9.9 Simple recruitment, boom and bust (Ziwen An, 2020)
Background: The simple recruitment, boom and bust model was used in Fasiolo et al. (2018) to investigate the performance of the saddlepoint approximation to a non-normal summary statistic. This is a discrete stochastic temporal model that can be used to represent the fluctuation of the population size of a certain group over time. Given the population size \(N_{t}\) and parameter \(\boldsymbol{\theta}=(r, \kappa, \alpha, \beta)\), the next value \(N_{t+1}\) follows the following distribution \(N_{t+1} \sim\left\{\begin{array}{ll}\operatorname{Poisson}\left(N_{t}(1+r)\right)+\epsilon_{t}, & \text { if } \quad N_{t} \leq \kappa \\ \operatorname{Binom}\left(N_{t}, \alpha\right)+\epsilon_{t}, & \text { if } \quad N_{t}>\kappa\end{array}\right.\) where \(\epsilon_{t} \sim \operatorname{Pois}(\beta)\) is a stochastic term. The population oscillates between high- and low-level population sizes for several cycles. The true parameters are \(r=0.4, \kappa=50\), \(\alpha=0.09\) and \(\beta=0.05\), and the prior distribution is \(\mathrm{U}(0,1) \times \mathrm{U}(10,80) \times \mathrm{U}(0,1) \times \mathrm{U}(0,1) .\) There are \(250 \mathrm{val}-\) ues in the observed data. We use 50 burn-in values to remove the transient phase of the process.
Summary statistics: Consider a dataset \(\mathbf{x}\), define the differences and ratios as \(\mathbf{d}_{\mathbf{x}}=\left\{x_{i}-\right.\) \(\left.x_{i-1} ; i=2, \ldots, 250\right\}\) and \(\mathbf{r}_{\mathbf{x}}=\left\{x_{i} / x_{i-1} ; i=2, \ldots, 250\right\}\), respectively.

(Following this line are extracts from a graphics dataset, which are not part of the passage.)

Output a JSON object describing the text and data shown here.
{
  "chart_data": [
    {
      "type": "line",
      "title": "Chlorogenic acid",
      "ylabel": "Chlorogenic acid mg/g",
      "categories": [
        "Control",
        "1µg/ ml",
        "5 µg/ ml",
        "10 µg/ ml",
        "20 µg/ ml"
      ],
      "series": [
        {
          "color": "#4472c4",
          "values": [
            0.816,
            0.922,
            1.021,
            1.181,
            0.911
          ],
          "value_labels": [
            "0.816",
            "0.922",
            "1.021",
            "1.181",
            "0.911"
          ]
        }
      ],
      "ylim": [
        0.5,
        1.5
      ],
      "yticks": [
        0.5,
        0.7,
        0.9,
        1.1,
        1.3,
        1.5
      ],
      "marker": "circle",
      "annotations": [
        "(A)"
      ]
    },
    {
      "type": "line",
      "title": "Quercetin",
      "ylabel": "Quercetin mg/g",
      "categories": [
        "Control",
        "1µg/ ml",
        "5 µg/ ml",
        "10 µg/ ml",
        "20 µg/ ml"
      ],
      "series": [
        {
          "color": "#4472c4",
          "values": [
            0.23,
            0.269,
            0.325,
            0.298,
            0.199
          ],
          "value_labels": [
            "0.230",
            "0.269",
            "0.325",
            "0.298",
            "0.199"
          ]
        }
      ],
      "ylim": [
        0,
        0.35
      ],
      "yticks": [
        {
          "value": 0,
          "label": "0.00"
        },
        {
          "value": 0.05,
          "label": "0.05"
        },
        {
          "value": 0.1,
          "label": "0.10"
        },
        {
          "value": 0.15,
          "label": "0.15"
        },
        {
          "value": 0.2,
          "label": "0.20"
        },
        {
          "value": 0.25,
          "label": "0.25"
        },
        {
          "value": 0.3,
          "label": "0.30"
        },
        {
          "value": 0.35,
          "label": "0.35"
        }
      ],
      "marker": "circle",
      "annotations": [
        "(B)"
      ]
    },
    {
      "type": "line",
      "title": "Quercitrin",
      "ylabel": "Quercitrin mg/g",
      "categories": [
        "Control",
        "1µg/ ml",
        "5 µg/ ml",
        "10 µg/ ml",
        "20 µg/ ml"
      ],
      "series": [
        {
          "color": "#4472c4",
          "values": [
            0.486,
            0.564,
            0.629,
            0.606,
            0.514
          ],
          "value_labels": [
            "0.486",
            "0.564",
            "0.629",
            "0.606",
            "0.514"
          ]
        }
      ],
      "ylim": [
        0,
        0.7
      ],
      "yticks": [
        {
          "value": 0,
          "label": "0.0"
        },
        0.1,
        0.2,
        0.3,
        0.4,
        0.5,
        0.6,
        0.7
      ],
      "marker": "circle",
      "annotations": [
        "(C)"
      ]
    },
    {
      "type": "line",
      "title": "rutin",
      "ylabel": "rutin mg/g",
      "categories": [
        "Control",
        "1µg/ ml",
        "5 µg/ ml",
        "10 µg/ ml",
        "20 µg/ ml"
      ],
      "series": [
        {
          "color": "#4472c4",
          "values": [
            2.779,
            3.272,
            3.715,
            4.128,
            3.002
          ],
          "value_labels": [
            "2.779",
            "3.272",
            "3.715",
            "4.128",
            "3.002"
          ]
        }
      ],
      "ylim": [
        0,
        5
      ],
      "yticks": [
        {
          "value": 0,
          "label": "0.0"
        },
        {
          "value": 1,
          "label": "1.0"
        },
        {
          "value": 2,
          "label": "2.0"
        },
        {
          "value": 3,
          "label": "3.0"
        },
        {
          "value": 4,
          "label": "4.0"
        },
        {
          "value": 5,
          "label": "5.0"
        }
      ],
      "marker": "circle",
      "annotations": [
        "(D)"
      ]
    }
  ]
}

We use the sample mean, variance, skewness and kurtosis of \(\mathbf{x}, \mathbf{d}_{\mathbf{x}}\) and \(\mathbf{r}_{\mathbf{x}}\) as our summary statistic, \(\mathbf{s}_{\mathbf{x}}\). We also tested the statistics used in Fasiolo et al. (2018), but we found our choice to be more informative about the model parameters. The parameter \(\beta\) seems to have a strong impact on the model statistic distribution. Small values of \(\beta\) tend to generate statistics that are highly non-normal so we consider such a case here.